— Мне пора, — сказал он, — а то опоздаю.
— Махнем лучше с нами, а? — предложил Гэс.
— Куда это?
— В Крессли. Там сегодня в парке играет духовой оркестр. Ну пропустишь школу разок — кто узнает?
Действительно, некому проверять, был он в школе или не был.
— Только мне обязательно надо пораньше вернуться.
— Да мы ненадолго. Решили? Чего тут думать, не понимаю! — Гэс оглянулся через плечо. — Смотри, вон, кстати, и автобус подходит. Бежим!
Они с Томми припустили к автобусной остановке; секунду Джоби еще колебался, потом кинулся вдогонку. Когда они добежали, автобус как раз сбавлял ход, и Джоби, пораженный внезапным опасением, покосился на кабину водителя. Но ему опять повезло: там сидел не дядя Тед. На обратном пути нужно быть осторожней, подумал он, да и в Крессли рот не разевать — чего доброго, напорешься на отца с тетей Дэзи. А так никто и не дознается, что он прогулял занятия. И вообще, это уж чересчур: утром и вечером — в церковь, днем — в воскресную школу. Мама никогда бы с ним так не обошлась. Такое может прийти в голову одной тете Дэзи.
Они поднялись наверх, уселись на задние места — и бутылка с лимонадом опять пошла по рукам. На сей раз Джоби ее не отвергал. Лимонад к этому времени стал теплым, почти весь газ из него улетучился, но все-таки было приятно промочить горло. Гэс и Томми вытащили по плитке шоколада и опять поделились с ним. В ответ на его замечание, что они, видать, разбогатели, если могут так швыряться деньгами, они хитро переглянулись, и Гэс объяснил, что выиграл деньги в спортлото.

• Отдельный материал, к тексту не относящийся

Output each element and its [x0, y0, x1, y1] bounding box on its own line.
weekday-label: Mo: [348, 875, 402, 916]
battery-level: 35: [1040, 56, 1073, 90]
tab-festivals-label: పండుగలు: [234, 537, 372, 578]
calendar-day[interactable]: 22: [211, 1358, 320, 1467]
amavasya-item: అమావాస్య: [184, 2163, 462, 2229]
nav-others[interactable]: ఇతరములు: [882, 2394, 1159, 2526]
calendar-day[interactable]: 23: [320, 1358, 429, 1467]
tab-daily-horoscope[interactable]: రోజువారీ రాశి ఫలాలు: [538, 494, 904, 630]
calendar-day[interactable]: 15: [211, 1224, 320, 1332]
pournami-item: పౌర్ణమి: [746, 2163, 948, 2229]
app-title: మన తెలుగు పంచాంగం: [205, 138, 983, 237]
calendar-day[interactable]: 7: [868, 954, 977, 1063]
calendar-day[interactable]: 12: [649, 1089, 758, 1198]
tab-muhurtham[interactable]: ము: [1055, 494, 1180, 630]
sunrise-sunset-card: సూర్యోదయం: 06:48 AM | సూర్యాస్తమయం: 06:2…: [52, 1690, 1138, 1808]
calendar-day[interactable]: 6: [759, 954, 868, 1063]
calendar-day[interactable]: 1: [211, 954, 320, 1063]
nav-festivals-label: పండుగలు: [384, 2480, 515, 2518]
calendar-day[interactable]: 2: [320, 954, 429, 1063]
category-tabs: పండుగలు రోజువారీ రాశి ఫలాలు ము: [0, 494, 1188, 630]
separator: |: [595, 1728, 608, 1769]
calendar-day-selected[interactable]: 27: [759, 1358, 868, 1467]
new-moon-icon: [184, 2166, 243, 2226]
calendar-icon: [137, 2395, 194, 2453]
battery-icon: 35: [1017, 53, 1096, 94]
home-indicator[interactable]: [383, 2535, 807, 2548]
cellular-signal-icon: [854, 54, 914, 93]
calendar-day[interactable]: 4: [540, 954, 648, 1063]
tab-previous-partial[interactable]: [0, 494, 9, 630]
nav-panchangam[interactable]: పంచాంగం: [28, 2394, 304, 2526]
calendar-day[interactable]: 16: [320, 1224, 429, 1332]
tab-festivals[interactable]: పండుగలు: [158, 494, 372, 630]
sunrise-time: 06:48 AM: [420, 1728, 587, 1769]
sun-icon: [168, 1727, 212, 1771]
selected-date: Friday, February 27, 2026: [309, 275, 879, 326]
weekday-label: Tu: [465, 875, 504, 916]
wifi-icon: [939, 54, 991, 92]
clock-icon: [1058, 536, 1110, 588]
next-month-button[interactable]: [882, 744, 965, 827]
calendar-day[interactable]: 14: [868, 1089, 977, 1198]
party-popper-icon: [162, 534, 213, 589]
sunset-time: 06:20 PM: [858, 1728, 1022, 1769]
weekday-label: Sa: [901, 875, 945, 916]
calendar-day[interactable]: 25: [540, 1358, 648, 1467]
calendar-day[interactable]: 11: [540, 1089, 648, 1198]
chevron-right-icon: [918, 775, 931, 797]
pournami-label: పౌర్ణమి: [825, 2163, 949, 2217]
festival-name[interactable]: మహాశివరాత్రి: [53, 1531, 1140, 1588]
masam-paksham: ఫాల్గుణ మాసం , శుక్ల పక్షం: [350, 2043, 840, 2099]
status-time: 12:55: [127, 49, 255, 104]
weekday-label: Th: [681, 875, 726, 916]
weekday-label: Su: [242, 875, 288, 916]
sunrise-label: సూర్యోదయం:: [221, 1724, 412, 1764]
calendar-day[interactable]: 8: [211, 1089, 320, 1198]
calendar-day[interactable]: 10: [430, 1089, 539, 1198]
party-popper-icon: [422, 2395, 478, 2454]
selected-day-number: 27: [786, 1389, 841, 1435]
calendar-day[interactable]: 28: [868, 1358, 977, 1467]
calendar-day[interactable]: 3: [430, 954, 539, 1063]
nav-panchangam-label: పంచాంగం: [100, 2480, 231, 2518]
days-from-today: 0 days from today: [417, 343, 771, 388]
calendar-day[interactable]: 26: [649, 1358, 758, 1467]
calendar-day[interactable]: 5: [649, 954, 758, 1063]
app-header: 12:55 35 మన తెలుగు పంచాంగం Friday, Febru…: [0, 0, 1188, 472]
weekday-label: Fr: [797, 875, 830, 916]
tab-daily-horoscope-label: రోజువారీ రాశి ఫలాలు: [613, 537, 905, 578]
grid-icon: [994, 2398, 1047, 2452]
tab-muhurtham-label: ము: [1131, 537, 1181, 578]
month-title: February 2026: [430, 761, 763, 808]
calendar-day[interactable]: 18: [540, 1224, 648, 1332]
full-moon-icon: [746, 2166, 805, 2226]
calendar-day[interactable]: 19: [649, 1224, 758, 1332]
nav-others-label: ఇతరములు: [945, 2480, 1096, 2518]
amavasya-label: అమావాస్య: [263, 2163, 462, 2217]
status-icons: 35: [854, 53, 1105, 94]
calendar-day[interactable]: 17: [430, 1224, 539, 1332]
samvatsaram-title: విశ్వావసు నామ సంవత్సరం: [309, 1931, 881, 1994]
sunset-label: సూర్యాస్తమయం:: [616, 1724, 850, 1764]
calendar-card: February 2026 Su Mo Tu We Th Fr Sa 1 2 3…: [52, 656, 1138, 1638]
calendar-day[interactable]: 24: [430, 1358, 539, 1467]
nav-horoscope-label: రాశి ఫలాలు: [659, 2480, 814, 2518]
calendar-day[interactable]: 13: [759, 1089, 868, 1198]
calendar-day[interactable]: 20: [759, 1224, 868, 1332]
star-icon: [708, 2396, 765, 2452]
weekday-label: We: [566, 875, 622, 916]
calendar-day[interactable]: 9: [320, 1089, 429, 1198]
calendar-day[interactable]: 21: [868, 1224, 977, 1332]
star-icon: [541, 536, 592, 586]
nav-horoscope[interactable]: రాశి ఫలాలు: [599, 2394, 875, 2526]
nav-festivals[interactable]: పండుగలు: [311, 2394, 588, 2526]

Автобус катил по долине в Крессли, солнце из окна жарило прямо в лицо, и Джоби чуточку вспотел. Как славно получилось, что Гэс с Томми приняли его в свою компанию, думал Джоби, непонятно только, чем он это заслужил. Возможно, Гэс зауважал его еще больше после того, как он не сдрейфил перед ним, и решил, что такого человека стоит переманить на свою сторону. Как бы то ни было, все обернулось к лучшему… Потом его мысли вновь обратились к Снапу и его дяде. Да, теперь Снапу и впрямь будет что порассказать. Захочет ли он — это другой вопрос.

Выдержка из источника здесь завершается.